El Río (2018) – Novela Gráfica

José Gai

Tajamar Editores
100 páginas

El Río, en su original de Alfredo Gómez Morel, se alza incluso hasta el día


de hoy como una novela única en su especie: no existen otros casos como
los de este autor, en que novelando su propia vida delincuencial, se haya
concebido una obra a tal punto escabrosa, que retrata como ninguna el
antiguo mundo del hampa santiaguino y el crecimiento de su protagonista
dentro del escalafón de la delincuencia, pasando de pequeño lanza
marginal hasta llegar a ser, en las otras partes que componen la trilogía,
un delincuente internacionalmente reconocido.
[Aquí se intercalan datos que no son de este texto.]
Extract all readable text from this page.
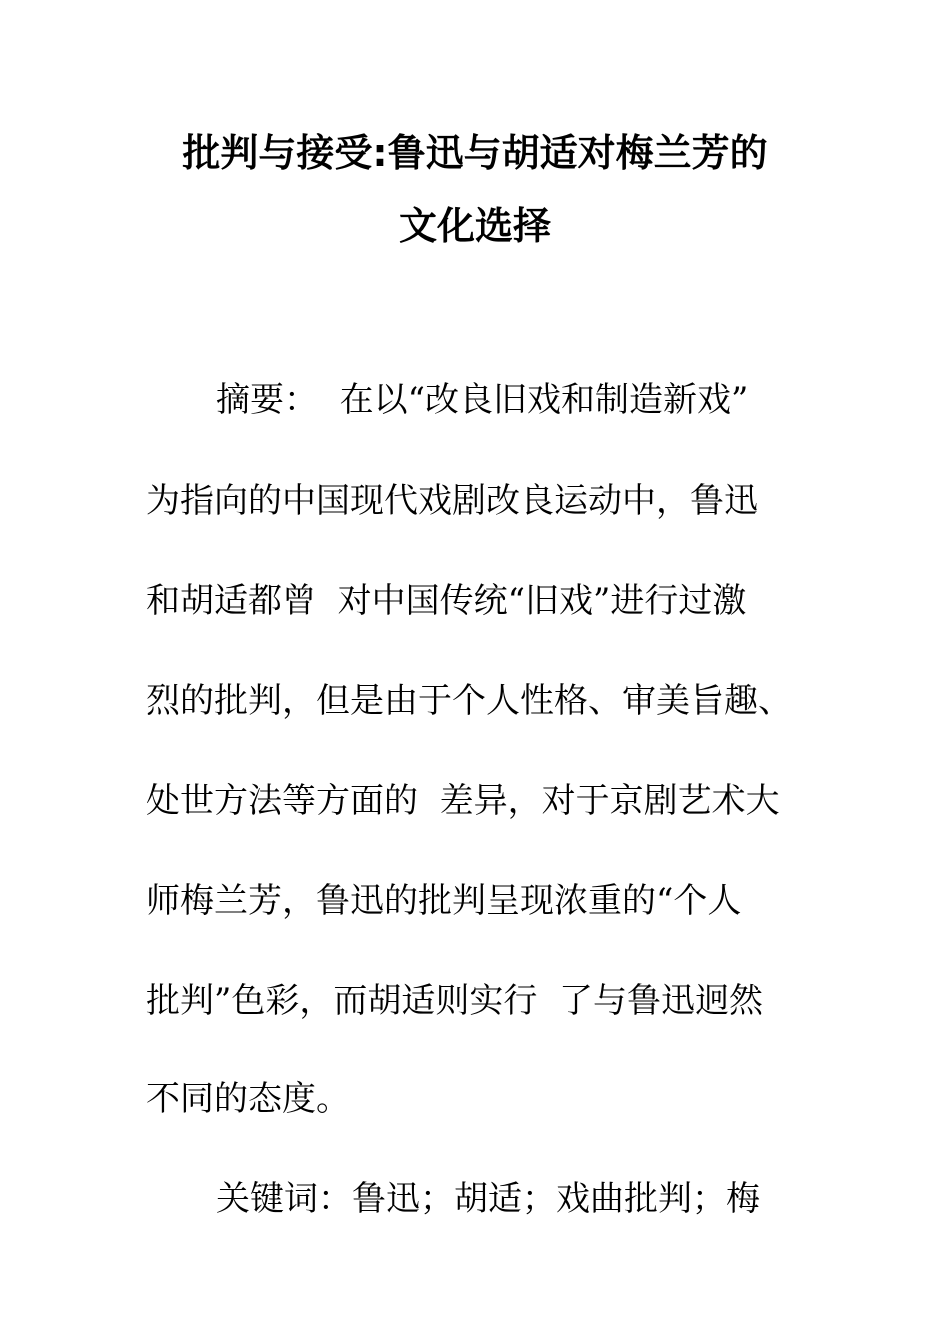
批判与接受:鲁迅与胡适对梅兰芳的
文化选择
摘要：  在以“改良旧戏和制造新戏”
为指向的中国现代戏剧改良运动中，鲁迅
和胡适都曾  对中国传统“旧戏”进行过激
烈的批判，但是由于个人性格、审美旨趣、
处世方法等方面的  差异，对于京剧艺术大
师梅兰芳，鲁迅的批判呈现浓重的“个人
批判”色彩，而胡适则实行  了与鲁迅迥然
不同的态度。
关键词：鲁迅；胡适；戏曲批判；梅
El de Gómez Morel es un relato superlativo, que lo llevó a ser denominado


como un “clásico de la miseria” por Pablo Neruda, o como “la contracara
sórdida de la novela de formación burguesa: una incursión por los bajos
fondos y su picaresca de la mano de un aspirante a choro” por Manuel
Vicuña. Siendo así, acometer el intento de traducirla al lenguaje de la
novela gráfica se trata de un trabajo no solo dificilísimo, sino que tal vez
desmesurado. José Gai enfrenta el reto y lo hace desde una doble vereda,
siendo tanto el guionista como el dibujante, lo que hace más meritorio su
esfuerzo.

Haciendo un somero resumen de su argumento, El Río relata la historia de


un niño que por escapar de las violaciones y malos tratos baja al rio
Mapocho, y se entrega a una vida de delincuencia, violencia, nuevos
abusos y violaciones, y de un profundo desprecio por la humanidad, hacia
todo aquel que vive fuera del ámbito del río. Se trata de aquellos
despreciados por los marginados de la sociedad, los que están al margen
del margen.

El guion de la novela gráfica consigue mantener el curso de la historia


narrada sin alterarlo sustancialmente. Hay en ello un logrado trabajo de
síntesis que permite al lector ir saltando por las imágenes más fuertes y
decisivas de la novela adaptadas al cómic, puesto que el primer desafío
debió ser, sin lugar a dudas, decidir qué era aquello esencial de lo que no,
qué debía usarse o mantenerse en el cómic y de qué debía prescindirse
para mantener a esta entrega en una extensión razonable para poder ser
pasada a viñetas.

El estilo de dibujo de Gái, que aparenta una sencillez que no es tal,


funciona perfectamente en El Río, ya que acentúa la crudeza del relato al
darle a estas viñetas sin colorear nada más que los trazos estrictamente
necesarios para realizar las imágenes, como si quisiera evidenciar su
propio mecanismo de producción, su carácter de dibujo. El formato
álbum, además, posibilita una lectura generosa y una visión adecuada de
las viñetas.
En su versión novela gráfica resulta una obra tan bien lograda que
perfectamente puede tener una vida propia al margen de aquella novela
en la que se basa.

Por último, cabe destacar el constante trabajo de Editorial Tajamar, que


apuesta una y otra vez por este tipo de rescates patrimoniales, sin por ello
limitarse a reeditar obras consagradas, sino que dando el espacio para
volver a trabajarlas. Así lo hizo con su nueva edición de Hijo de ladrón y
ahora lo hace con El río en esta versión revisitada en versión novela
gráfica.
El río es una novela de Alfredo Gómez Morel que nos es ofrecida, no solo
por sus actuales editores sino que desde su primera publicación, como un
libro autobiográfico. Conforme se nos informa en la solapa así como en
cualquier medio escrito al que accedamos, su autor fue un niño
abandonado en un conventillo a los tres meses de edad por su madre
prostituta, para luego deambular entre orfelinatos y diversas casas, en una
pugna constante entre su madre y padre biológicos así como de la gente
de los lugares que lo fueron acogiendo; pugna que lo hizo ser cada vez
menos parte de ningún lugar. Como consecuencia de ello —y de otra
maraña de sucesos, así como quizás también alguna inclinación de
carácter— siendo todavía apenas un niño escapó del orfanato, del colegio,
y corrió hacia el río Mapocho, aquel por entonces torrentoso fluente de
aguas oscuras, sucias y malolientes, donde bajo sus puentes y en algunos
puntos estratégicos hacían vida los pelusas, los niños de la calle, aquellos
que por diversos motivos escapaban o no tenían hogar donde vivir.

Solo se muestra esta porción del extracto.